Selecting vs. Designing
For a 10W USB-C adapter, you have two paths:
Off-the-shelf transformer
Many manufacturers offer catalog flyback transformers designed for common applications. For USB adapters, you can find transformers pre-designed for 5V, 10-15W, universal input. These catalog parts offer advantages like fast availability, low non-recurring engineering (NRE) costs, and proven designs. However, they come with limitations, as you're restricted to the manufacturer's specified inductance, turns ratio, and construction, which may not be optimal for your specific needs. Even with a catalog part, it's crucial to simulate it in your circuit to verify its suitability. Check whether the inductance provides the desired operating mode, if the turns ratio works across your input range, and whether the saturation margin is sufficient for your application.
Custom transformer
For higher volumes or specific requirements, work with a magnetics vendor to design a transformer to your specifications. This approach allows for optimization to meet exact requirements, including the ability to specify parameters such as leakage inductance, construction style, and creepage distances. However, it does come with some drawbacks, including NRE costs, longer lead times, and the need for magnetics expertise to ensure the design aligns with your application.
Datasheet excerpt from a catalog flyback transformer, showing key parameters: inductance, turns ratio, Isat, leakage inductance. (Source: Linear Technology)
The Simulation Check
Before committing to a transformer, simulate it in PSpice:
1. Verify operating mode. With your chosen inductance and load, does the design operate in DCM (discontinuous conduction mode) or CCM (continuous)? DCM is simpler to stabilize. CCM can be more efficient but requires different compensation.
2. Check the duty cycle range. At 85VAC input and full load, what's the duty cycle? At 265VAC and light load? Make sure you have margin at both extremes.

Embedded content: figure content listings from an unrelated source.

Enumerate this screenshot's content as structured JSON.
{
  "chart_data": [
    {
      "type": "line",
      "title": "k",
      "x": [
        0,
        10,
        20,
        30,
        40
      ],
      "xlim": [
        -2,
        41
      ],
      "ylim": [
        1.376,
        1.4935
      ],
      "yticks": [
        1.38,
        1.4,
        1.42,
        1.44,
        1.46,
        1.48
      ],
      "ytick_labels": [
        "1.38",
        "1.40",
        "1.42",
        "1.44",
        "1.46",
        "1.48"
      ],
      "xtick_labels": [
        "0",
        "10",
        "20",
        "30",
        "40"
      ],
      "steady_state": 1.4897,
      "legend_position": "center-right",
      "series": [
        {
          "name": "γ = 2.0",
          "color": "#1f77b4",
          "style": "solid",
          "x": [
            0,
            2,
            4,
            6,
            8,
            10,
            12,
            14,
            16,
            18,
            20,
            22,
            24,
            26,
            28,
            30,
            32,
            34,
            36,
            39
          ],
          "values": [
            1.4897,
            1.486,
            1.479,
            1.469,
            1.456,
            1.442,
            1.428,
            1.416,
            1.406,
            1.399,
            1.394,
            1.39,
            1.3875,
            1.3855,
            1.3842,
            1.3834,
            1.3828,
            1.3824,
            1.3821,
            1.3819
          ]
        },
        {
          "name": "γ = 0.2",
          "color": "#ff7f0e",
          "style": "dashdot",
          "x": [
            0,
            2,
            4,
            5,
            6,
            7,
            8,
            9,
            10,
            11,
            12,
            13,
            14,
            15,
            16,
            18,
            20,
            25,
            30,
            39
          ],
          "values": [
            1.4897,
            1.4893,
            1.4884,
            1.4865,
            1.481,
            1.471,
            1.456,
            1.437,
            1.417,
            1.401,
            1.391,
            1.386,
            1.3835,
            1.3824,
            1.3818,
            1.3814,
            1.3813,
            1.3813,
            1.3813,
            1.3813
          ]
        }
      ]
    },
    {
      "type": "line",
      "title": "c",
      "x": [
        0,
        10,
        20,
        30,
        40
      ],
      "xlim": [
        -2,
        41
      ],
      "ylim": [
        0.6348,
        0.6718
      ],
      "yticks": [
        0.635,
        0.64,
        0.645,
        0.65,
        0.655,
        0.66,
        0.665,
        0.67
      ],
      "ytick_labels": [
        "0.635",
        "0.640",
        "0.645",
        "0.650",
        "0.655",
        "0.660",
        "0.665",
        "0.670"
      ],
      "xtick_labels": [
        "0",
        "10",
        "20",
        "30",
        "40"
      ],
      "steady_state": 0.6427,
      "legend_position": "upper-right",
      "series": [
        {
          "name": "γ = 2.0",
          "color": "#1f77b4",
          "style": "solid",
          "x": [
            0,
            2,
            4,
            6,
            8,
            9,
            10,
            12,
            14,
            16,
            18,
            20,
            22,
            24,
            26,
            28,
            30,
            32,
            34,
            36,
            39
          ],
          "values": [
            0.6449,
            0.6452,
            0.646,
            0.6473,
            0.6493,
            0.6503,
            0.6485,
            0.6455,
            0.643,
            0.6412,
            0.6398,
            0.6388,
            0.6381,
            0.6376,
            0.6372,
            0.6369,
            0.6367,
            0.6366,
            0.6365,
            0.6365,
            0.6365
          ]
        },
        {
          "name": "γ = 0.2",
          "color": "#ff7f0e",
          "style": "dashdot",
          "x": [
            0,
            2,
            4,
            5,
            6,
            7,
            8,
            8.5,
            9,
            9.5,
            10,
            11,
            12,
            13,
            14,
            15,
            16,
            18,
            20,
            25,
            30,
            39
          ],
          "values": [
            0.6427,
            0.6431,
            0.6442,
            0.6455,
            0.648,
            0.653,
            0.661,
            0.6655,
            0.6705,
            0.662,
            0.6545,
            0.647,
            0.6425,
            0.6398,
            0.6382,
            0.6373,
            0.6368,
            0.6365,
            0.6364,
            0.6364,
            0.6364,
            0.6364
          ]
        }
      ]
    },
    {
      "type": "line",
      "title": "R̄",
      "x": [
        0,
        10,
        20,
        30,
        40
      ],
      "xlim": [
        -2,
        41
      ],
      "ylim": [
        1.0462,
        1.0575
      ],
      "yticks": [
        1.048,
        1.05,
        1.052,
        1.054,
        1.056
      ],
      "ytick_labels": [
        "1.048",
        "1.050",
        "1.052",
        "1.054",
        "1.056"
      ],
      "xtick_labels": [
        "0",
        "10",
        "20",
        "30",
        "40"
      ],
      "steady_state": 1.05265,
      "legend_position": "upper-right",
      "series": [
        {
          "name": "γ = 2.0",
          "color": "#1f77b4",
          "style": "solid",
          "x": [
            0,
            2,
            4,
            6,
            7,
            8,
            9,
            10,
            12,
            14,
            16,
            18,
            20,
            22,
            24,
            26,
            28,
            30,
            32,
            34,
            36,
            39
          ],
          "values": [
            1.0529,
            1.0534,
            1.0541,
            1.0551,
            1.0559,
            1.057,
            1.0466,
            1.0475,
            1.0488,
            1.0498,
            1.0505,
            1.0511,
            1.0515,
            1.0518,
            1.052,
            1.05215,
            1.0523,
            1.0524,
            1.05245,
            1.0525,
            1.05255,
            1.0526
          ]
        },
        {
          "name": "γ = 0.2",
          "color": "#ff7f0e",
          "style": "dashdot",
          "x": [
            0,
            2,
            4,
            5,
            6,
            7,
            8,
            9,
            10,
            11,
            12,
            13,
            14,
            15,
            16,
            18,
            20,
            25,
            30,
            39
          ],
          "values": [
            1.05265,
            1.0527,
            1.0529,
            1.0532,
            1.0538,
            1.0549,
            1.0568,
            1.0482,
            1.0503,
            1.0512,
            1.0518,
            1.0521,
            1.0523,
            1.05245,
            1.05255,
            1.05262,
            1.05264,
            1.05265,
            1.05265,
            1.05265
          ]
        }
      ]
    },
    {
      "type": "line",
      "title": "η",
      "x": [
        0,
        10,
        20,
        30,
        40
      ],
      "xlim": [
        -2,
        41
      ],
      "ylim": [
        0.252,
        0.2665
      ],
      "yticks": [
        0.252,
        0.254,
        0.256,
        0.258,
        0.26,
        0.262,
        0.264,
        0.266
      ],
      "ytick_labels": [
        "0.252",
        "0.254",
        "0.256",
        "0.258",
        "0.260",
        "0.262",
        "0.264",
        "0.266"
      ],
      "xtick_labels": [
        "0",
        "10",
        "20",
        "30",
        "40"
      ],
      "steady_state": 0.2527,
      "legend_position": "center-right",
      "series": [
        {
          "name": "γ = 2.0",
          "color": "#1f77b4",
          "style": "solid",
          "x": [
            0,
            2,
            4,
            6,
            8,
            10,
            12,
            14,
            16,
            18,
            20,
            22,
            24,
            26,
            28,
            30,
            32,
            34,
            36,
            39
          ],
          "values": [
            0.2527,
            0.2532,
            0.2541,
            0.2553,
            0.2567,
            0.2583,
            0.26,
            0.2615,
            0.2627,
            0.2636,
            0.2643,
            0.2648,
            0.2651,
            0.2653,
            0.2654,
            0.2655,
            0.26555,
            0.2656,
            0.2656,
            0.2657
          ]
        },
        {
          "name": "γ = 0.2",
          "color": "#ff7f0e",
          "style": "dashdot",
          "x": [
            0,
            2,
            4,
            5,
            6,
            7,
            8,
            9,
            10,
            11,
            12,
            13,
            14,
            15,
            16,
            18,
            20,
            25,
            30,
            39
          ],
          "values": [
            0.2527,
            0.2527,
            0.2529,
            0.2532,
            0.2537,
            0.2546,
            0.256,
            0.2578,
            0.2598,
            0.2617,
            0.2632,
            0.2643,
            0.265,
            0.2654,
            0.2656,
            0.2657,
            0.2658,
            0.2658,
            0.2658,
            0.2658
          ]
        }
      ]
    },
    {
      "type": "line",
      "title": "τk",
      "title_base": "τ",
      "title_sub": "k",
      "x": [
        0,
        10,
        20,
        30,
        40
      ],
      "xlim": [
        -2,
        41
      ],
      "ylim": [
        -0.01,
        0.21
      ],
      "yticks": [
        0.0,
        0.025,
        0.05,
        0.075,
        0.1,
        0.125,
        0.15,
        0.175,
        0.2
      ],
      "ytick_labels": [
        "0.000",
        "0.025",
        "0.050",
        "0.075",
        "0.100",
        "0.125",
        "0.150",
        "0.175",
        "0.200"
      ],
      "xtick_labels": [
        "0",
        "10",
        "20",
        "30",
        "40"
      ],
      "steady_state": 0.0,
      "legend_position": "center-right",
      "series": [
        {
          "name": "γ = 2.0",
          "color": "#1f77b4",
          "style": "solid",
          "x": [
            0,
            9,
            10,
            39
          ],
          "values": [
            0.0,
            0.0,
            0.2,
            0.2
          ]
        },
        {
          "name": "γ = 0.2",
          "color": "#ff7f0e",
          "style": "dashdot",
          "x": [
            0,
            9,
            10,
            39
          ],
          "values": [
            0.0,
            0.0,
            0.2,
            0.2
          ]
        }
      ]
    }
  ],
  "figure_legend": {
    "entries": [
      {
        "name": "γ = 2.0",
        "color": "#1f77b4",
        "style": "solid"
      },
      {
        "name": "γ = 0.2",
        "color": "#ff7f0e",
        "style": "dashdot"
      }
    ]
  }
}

3. Measure peak current. During steady state and during startup. Compare to the transformer's saturation current rating.
4. Quantify leakage energy. Measure the voltage spike at switch turn-off. Calculate the power dissipated in the snubber. Is it acceptable for your efficiency target?
5. Verify isolation. The transformer provides galvanic isolation. Make sure the creepage and clearance on the transformer itself meet your safety requirements-this is often specified on the datasheet.
Common Mistakes
Ignoring high-line operation. The design works great at 120VAC. But at 240VAC, the duty cycle is so small that regulation becomes noisy, and efficiency drops because you're switching with tiny on-times.
Underestimating startup current. Steady-state peak current is 1.2A. But during startup, before the soft-start is fully ramped, peak current hits 1.9A-dangerously close to the 2A saturation limit.
Ignoring temperature. Saturation current drops at high temperatures. A transformer rated for 2A at 25°C might saturate at 1.6A at 100°C. Your design needs to work hot, not just at room temperature.
Forgetting about leakage. A cheap transformer with 10% leakage might save $0.20 on the BOM. But the snubber dissipation increases by 0.5W, ruining your efficiency target and requiring a larger enclosure or inconvenient changes for better thermal management.
The Takeaway
Prioritize magnetics first. Before finalizing the control loop, routing the PCB, or selecting the output capacitors, make sure the transformer works. Start by simulating the transformer to evaluate its operating mode, duty cycle range, peak currents, and leakage energy. Verify that the design works at the corners: low line, high line, cold start, and hot operation.
The transformer is the one component you can't fix with a firmware update or a resistor swap. Get it right from the start to avoid costly setbacks and your design not working from the start.